Türkiye’nin dört bir yanında bu metne imza vermiş tüm akademisyenler ve araştırmacıların arkasında ve yanındayız. Metnimize gelen imzacı sayısı şu an itibarıyla 2000’i aşmış bulunmakta ve her saat artmaktadır. Aynı zamanda uluslararası alanda da fikir özgürlüğümüzü savunmak ve garantiye almak için akademik kurum ve kuruluşlarla dayanışmamızı sürdürüyoruz.
Ne yazık ki bu geçen sürede Türkiye’de abluka, yerinden etme, baskı, sivil, asker ve polis ölümleri sürmektedir. Bir kez daha devleti bir an evvel müzakereleri başlatmaya davet ediyoruz. Bölgeye bağımsız gözlemcilerin girmesi, işlenen suçların faillerinin ortaya çıkması ve yargılanması ve barış taleplerimizi yineliyoruz. Tüm Türkiye’yi fikir ve muhalefet özgürlüğü, hakikat ve barış hakkı çevresinde kilitlenmeye çağırıyoruz."

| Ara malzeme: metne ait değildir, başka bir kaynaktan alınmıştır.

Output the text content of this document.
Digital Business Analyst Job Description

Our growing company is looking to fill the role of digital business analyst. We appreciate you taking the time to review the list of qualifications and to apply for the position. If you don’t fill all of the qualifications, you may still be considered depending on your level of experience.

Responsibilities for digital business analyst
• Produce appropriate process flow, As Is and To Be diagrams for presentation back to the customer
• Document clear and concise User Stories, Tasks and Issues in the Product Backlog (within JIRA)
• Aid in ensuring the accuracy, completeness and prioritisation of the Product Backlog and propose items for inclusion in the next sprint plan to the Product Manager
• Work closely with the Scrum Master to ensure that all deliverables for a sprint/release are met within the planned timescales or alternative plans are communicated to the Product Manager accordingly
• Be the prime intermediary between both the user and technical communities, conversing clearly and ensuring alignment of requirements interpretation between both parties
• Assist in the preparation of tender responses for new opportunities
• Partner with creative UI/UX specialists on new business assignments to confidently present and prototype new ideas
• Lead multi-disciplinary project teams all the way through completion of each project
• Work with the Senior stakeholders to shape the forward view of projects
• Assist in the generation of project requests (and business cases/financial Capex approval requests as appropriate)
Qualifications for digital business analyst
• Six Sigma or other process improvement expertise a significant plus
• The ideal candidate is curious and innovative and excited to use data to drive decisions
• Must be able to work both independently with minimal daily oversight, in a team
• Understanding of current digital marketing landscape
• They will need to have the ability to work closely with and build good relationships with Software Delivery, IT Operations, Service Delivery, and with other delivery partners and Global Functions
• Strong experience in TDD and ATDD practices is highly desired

an itibariyle siteye ulaşılamıyor ama birkaç saat önce bu açıklamayı yaptı akademisyenler. içinde geçen şu cümleye dikkat edilmeli, "Ne yazık ki bu geçen sürede Türkiye’de abluka, yerinden etme, baskı, sivil, asker ve polis ölümleri sürmektedir." türkiye'nin görmediğimiz, gitmediğimiz ucu cayır cayır yanarken, profesör, doçent koltuğunda rahatça oturup at gözlükleriyle mutlu mesut yaşayanların, nereden para, statü gelecekse yüzünü oraya çeviren faydacıların aksine bu akademisyenler bir arada, daha insanca yaşama ihtimali için elini her zaman taşın altına koydu, sadece siz görmediniz.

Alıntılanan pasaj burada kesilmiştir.